Opinion - Something has to be done for the Black Ferns Sevens team.
The good intentions and worthy gestures are no longer sufficient. It's not enough to use Black Ferns as on-air TV talent or to garland the team with awards.
Plenty of people are happy to cloak themselves in the deeds of this sevens side. They're happy to say how much they admire and respect them and to profess their fandom, but what are they actually doing to ensure the Black Ferns Sevens remain a going concern?
Sevens, as it stands, has ceased to be a sport. The world circuit has disappeared and it's hard to see how it will return anytime soon.
Only there is - at least in theory - an Olympic Games to be contested this year.
Since Rio 2016, when the Black Ferns watched Australia walk away with the gold medal, they have dominated the sport in a fashion rarely seen by any team in any code.
No-one is entitled to success, but few people who've watched these Black Ferns in the intervening years would say they haven't had gold-medallists written all over them.
The All Blacks don't have a Rugby World Cup in 2021. They're not going for 15 a-side gold in Tokyo, assuming those Olympics actually go ahead.
And yet their test schedule has been set. As has that for Super Rugby - both domestic and trans-Tasman - and plenty of thought is going into what to do with the Mitre 10 Cup.
If New Zealand Rugby (NZR) and their broadcast partners are lukewarm about the Black Ferns Sevens, they should say so. If the team are not a priority, then just come out and admit it.
But they don't do that, do they? No. They make the Black Ferns Sevens team of the year again and use players as expert analysts on TV.
They give - to most intents and purposes - the distinct impression that these women matter. The missing ingredient, sadly, is some action.
Unlike with the blokes' 15s, there's no bubbles or teams in quarantine scheduled. The Hamilton Sevens has been cancelled and there's no confirmed Olympic build-up to speak of.
We'll move heaven and earth to get the meaningless Rugby Championship held, but what are we actually doing for our women's sevens players?
Again, it wouldn't matter or be so insulting if all and sundry didn't pretend they cared about the team so much.

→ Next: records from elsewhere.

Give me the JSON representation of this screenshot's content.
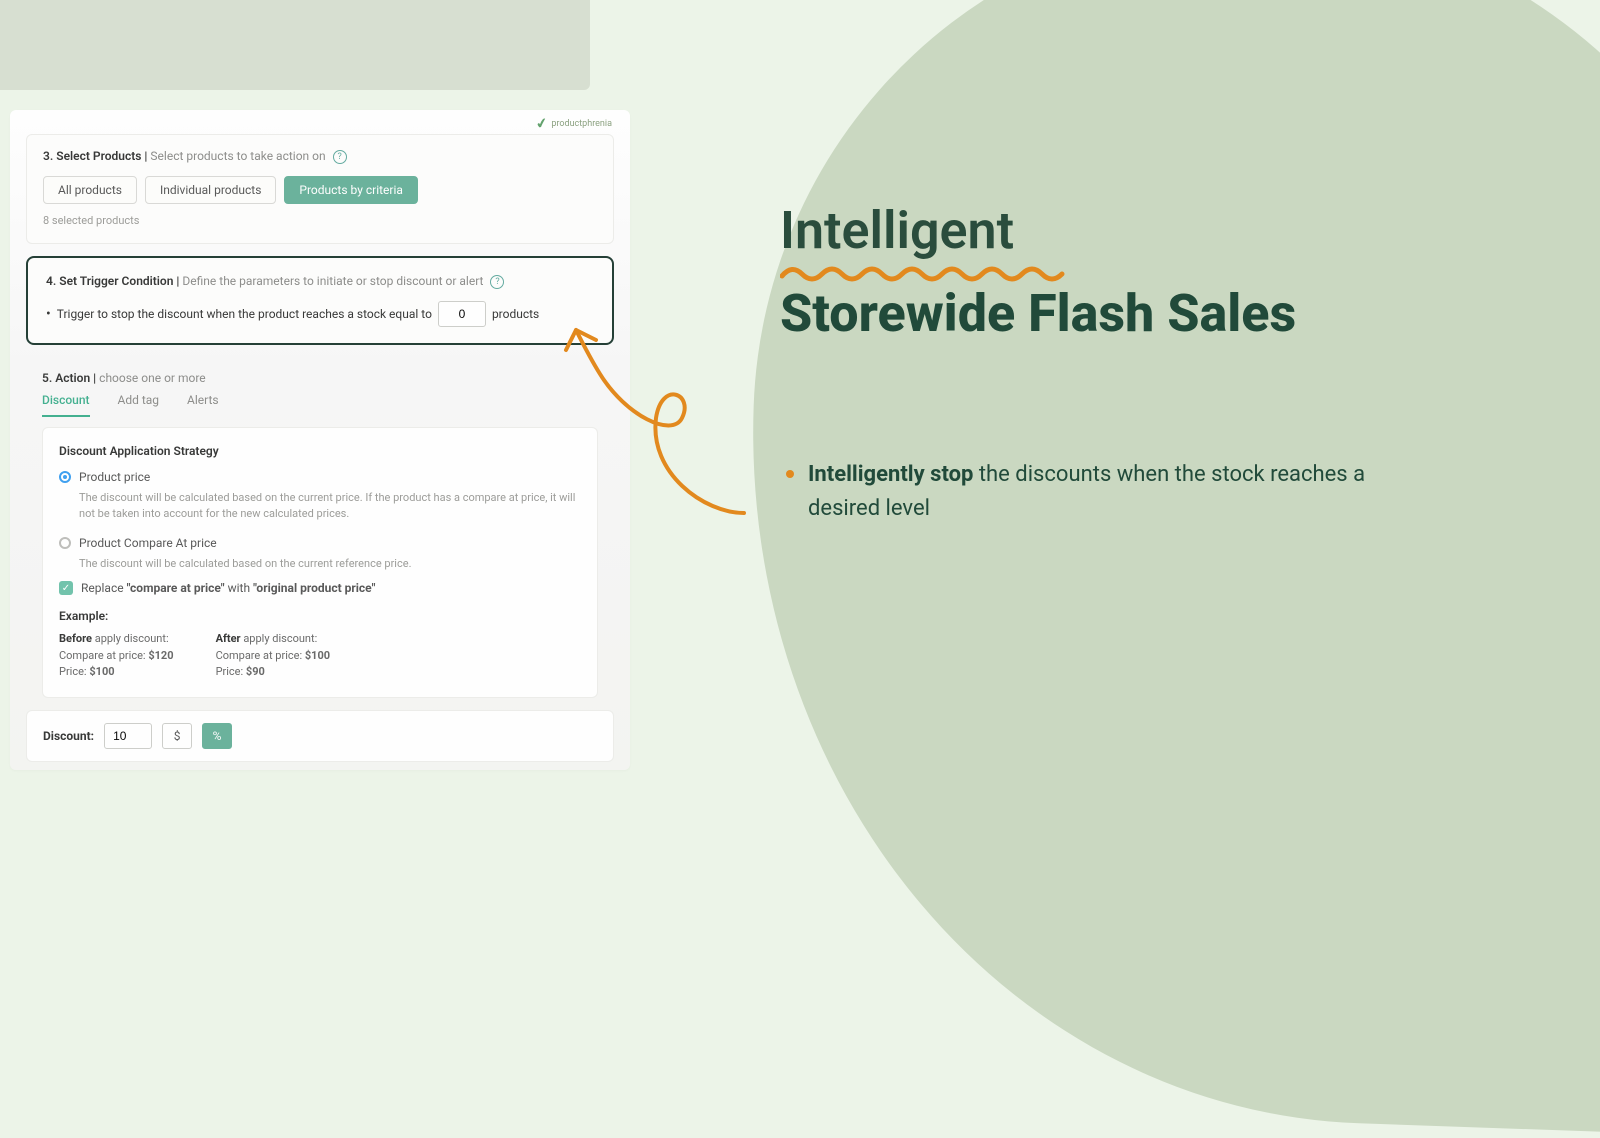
{
  "brand": "productphrenia",
  "step3": {
    "heading": "3. Select Products",
    "sub": "Select products to take action on",
    "buttons": {
      "all": "All products",
      "individual": "Individual products",
      "criteria": "Products by criteria"
    },
    "selected_text": "8 selected products"
  },
  "step4": {
    "heading": "4. Set Trigger Condition",
    "sub": "Define the parameters to initiate or stop discount or alert",
    "trigger_prefix": "Trigger to stop the discount when the product reaches a stock equal to",
    "trigger_value": "0",
    "trigger_suffix": "products"
  },
  "step5": {
    "heading": "5. Action",
    "sub": "choose one or more",
    "tabs": {
      "discount": "Discount",
      "addtag": "Add tag",
      "alerts": "Alerts"
    },
    "strategy_title": "Discount Application Strategy",
    "opt1_label": "Product price",
    "opt1_desc": "The discount will be calculated based on the current price. If the product has a compare at price, it will not be taken into account for the new calculated prices.",
    "opt2_label": "Product Compare At price",
    "opt2_desc": "The discount will be calculated based on the current reference price.",
    "replace_prefix": "Replace ",
    "replace_q1": "\"compare at price\"",
    "replace_mid": " with ",
    "replace_q2": "\"original product price\"",
    "example_label": "Example:",
    "before_hd": "Before",
    "after_hd": "After",
    "apply_text": " apply discount:",
    "compare_at_label": "Compare at price: ",
    "price_label": "Price: ",
    "before_compare": "$120",
    "before_price": "$100",
    "after_compare": "$100",
    "after_price": "$90"
  },
  "discount_bar": {
    "label": "Discount:",
    "value": "10",
    "dollar": "$",
    "percent": "%"
  },
  "headline": {
    "line1": "Intelligent",
    "line2": "Storewide Flash Sales"
  },
  "callout": {
    "bold": "Intelligently stop",
    "rest": " the discounts when the stock reaches a desired level"
  }
}
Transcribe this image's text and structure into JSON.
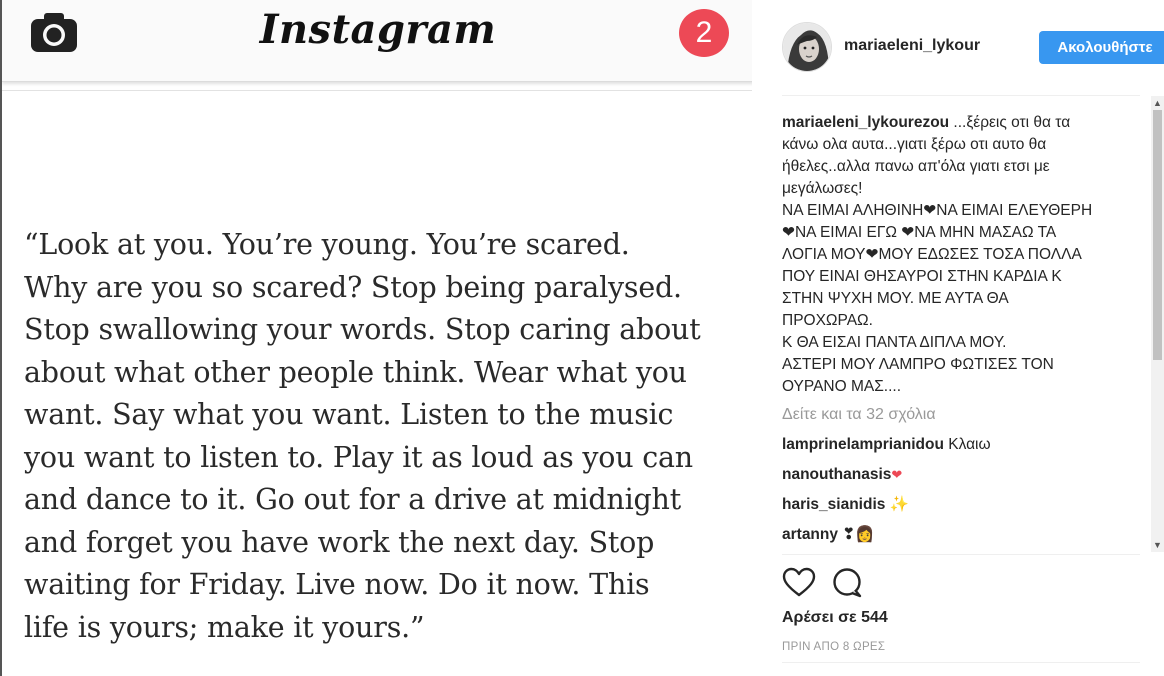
{
  "media": {
    "app_title": "Instagram",
    "notification_count": "2",
    "quote_lines": [
      "“Look at you. You’re young. You’re scared.",
      "Why are you so scared? Stop being paralysed.",
      "Stop swallowing your words. Stop caring about",
      "about what other people think. Wear what you",
      "want. Say what you want. Listen to the music",
      "you want to listen to. Play it as loud as you can",
      "and dance to it. Go out for a drive at midnight",
      "and forget you have work the next day. Stop",
      "waiting for Friday. Live now. Do it now. This",
      "life is yours; make it yours.”"
    ],
    "icons": {
      "camera": "camera-icon"
    }
  },
  "post": {
    "header": {
      "username": "mariaeleni_lykour",
      "follow_label": "Ακολουθήστε",
      "accent": "#3897f0"
    },
    "caption": {
      "author": "mariaeleni_lykourezou",
      "lines": [
        " ...ξέρεις οτι θα τα",
        "κάνω ολα αυτα...γιατι ξέρω οτι αυτο θα",
        "ήθελες..αλλα πανω απ'όλα γιατι ετσι με",
        "μεγάλωσες!",
        "ΝΑ ΕΙΜΑΙ ΑΛΗΘΙΝΗ❤ΝΑ ΕΙΜΑΙ ΕΛΕΥΘΕΡΗ",
        "❤ΝΑ ΕΙΜΑΙ ΕΓΩ ❤ΝΑ ΜΗΝ ΜΑΣΑΩ ΤΑ",
        "ΛΟΓΙΑ ΜΟΥ❤ΜΟΥ ΕΔΩΣΕΣ ΤΟΣΑ ΠΟΛΛΑ",
        "ΠΟΥ ΕΙΝΑΙ ΘΗΣΑΥΡΟΙ ΣΤΗΝ ΚΑΡΔΙΑ Κ",
        "ΣΤΗΝ ΨΥΧΗ ΜΟΥ. ΜΕ ΑΥΤΑ ΘΑ",
        "ΠΡΟΧΩΡΑΩ.",
        "Κ ΘΑ ΕΙΣΑΙ ΠΑΝΤΑ ΔΙΠΛΑ ΜΟΥ.",
        "ΑΣΤΕΡΙ ΜΟΥ ΛΑΜΠΡΟ ΦΩΤΙΣΕΣ ΤΟΝ",
        "ΟΥΡΑΝΟ ΜΑΣ...."
      ]
    },
    "view_all_comments": "Δείτε και τα 32 σχόλια",
    "comments": [
      {
        "user": "lamprinelamprianidou",
        "text": " Κλαιω"
      },
      {
        "user": "nanouthanasis",
        "text": "❤"
      },
      {
        "user": "haris_sianidis",
        "text": " ✨"
      },
      {
        "user": "artanny",
        "text": " ❣👩"
      }
    ],
    "likes": "Αρέσει σε 544",
    "timestamp": "ΠΡΙΝ ΑΠΟ 8 ΩΡΕΣ",
    "icons": {
      "like": "heart-icon",
      "comment": "comment-icon"
    }
  }
}
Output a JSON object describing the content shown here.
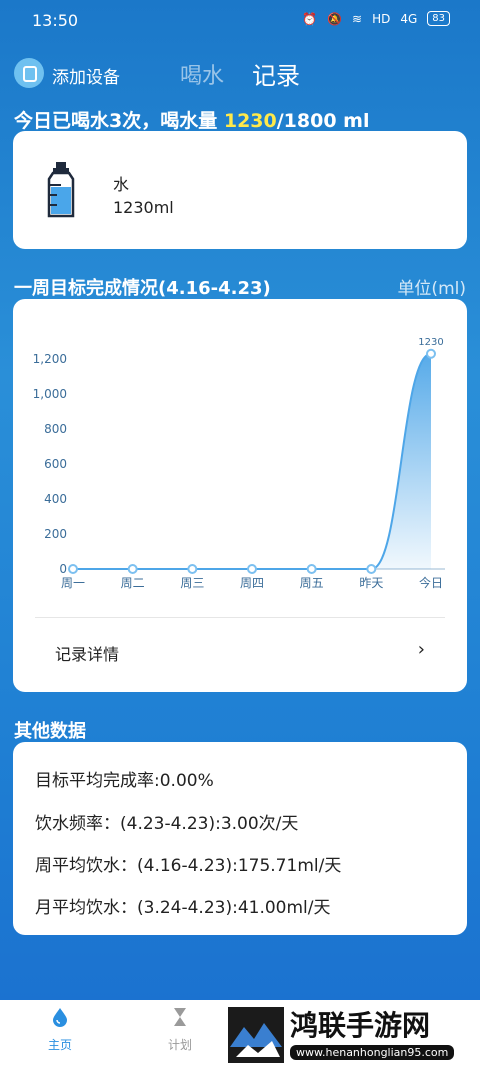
{
  "status_bar": {
    "time": "13:50",
    "network": "4G",
    "battery": "83",
    "hd": "HD"
  },
  "header": {
    "add_device": "添加设备",
    "tab_drink": "喝水",
    "tab_record": "记录"
  },
  "today": {
    "prefix": "今日已喝水3次，喝水量 ",
    "amount": "1230",
    "suffix": "/1800 ml"
  },
  "drink_card": {
    "name": "水",
    "amount": "1230ml"
  },
  "week": {
    "title": "一周目标完成情况(4.16-4.23)",
    "unit": "单位(ml)"
  },
  "chart_data": {
    "type": "area",
    "categories": [
      "周一",
      "周二",
      "周三",
      "周四",
      "周五",
      "昨天",
      "今日"
    ],
    "values": [
      0,
      0,
      0,
      0,
      0,
      0,
      1230
    ],
    "data_labels": [
      "",
      "",
      "",
      "",
      "",
      "",
      "1230"
    ],
    "yticks": [
      "0",
      "200",
      "400",
      "600",
      "800",
      "1,000",
      "1,200"
    ],
    "ylim": [
      0,
      1200
    ],
    "color": "#4ea6e8"
  },
  "record_detail": {
    "label": "记录详情",
    "chevron": "›"
  },
  "other": {
    "title": "其他数据",
    "stats": [
      "目标平均完成率:0.00%",
      "饮水频率：(4.23-4.23):3.00次/天",
      "周平均饮水：(4.16-4.23):175.71ml/天",
      "月平均饮水：(3.24-4.23):41.00ml/天"
    ]
  },
  "nav": {
    "home": "主页",
    "plan": "计划"
  },
  "watermark": {
    "main": "鸿联手游网",
    "sub": "www.henanhonglian95.com"
  }
}
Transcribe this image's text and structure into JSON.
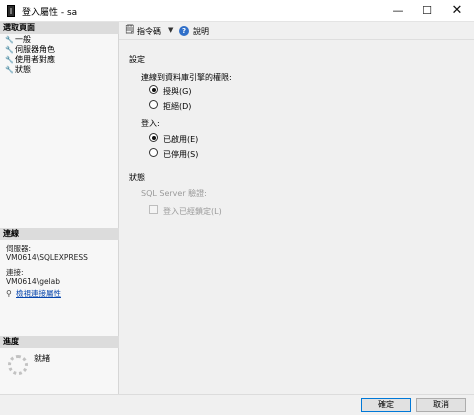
{
  "window": {
    "title": "登入屬性 - sa",
    "minimize_glyph": "—",
    "maximize_glyph": "☐",
    "close_glyph": "✕"
  },
  "sidebar": {
    "select_page_header": "選取頁面",
    "items": [
      {
        "label": "一般",
        "icon": "wrench-icon"
      },
      {
        "label": "伺服器角色",
        "icon": "wrench-icon"
      },
      {
        "label": "使用者對應",
        "icon": "wrench-icon"
      },
      {
        "label": "狀態",
        "icon": "wrench-icon"
      }
    ],
    "connection_header": "連線",
    "server_label": "伺服器:",
    "server_value": "VM0614\\SQLEXPRESS",
    "connection_label": "連接:",
    "connection_value": "VM0614\\gelab",
    "view_connection_link": "檢視連接屬性",
    "progress_header": "進度",
    "progress_status": "就緒"
  },
  "toolbar": {
    "script_label": "指令碼",
    "help_label": "說明"
  },
  "settings": {
    "section_label": "設定",
    "permission_label": "連線到資料庫引擎的權限:",
    "grant_label": "授與(G)",
    "deny_label": "拒絕(D)",
    "login_label": "登入:",
    "enabled_label": "已啟用(E)",
    "disabled_label": "已停用(S)"
  },
  "status": {
    "section_label": "狀態",
    "sql_auth_label": "SQL Server 驗證:",
    "locked_out_label": "登入已經鎖定(L)"
  },
  "footer": {
    "ok_label": "確定",
    "cancel_label": "取消"
  }
}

But it's not enough to just profess your admiration for these players and to say you champion equality and diversity if those words are not backed by actions.
Covid-19 has been hugely disruptive to world sport, but if Netball New Zealand could get England in and out of the country for a three-test series a few months back, why can't NZR summon a few female sevens teams here?
New Zealand had hoped to host the men's 15 a-side men's teams from South Africa, Argentina and Australia last year. Instead the All Blacks ended up in Australia.
Staging any women's international rugby was all too hard, though. Or more likely too irrelevant.
We all get that returns for investment are scant with women's sevens. For all the Black Ferns' many achievements and the brilliance of the players, they're yet to become a commercial success.
And nor will they if they never actually play.
If you're going to stage an Ignite7s, for instance, then promote the heck out of it. I mean who actually knew that was on, beyond a few Mount Maunganui locals?
There is a connection between the Black Ferns Sevens team and this country. The 2018 Commonwealth Games triumph, among other things, has seen to that.
So let's get them on the park. Let's have them playing and training in front of Kiwi fans. Let's give them someone to actually play, rather than just another meaningless award.
Let's give these women more than just a stint behind a microphone. Let's put them where they really shine - on the field, against elite opposition - and see if that can generate a few bucks.
It's March since Covid-19 reached global pandemic status and still next to nothing has occurred or been confirmed to keep the Black Ferns Sevens in action.
If this team, and Olympic success, truly matter, then that situation needs to change fast.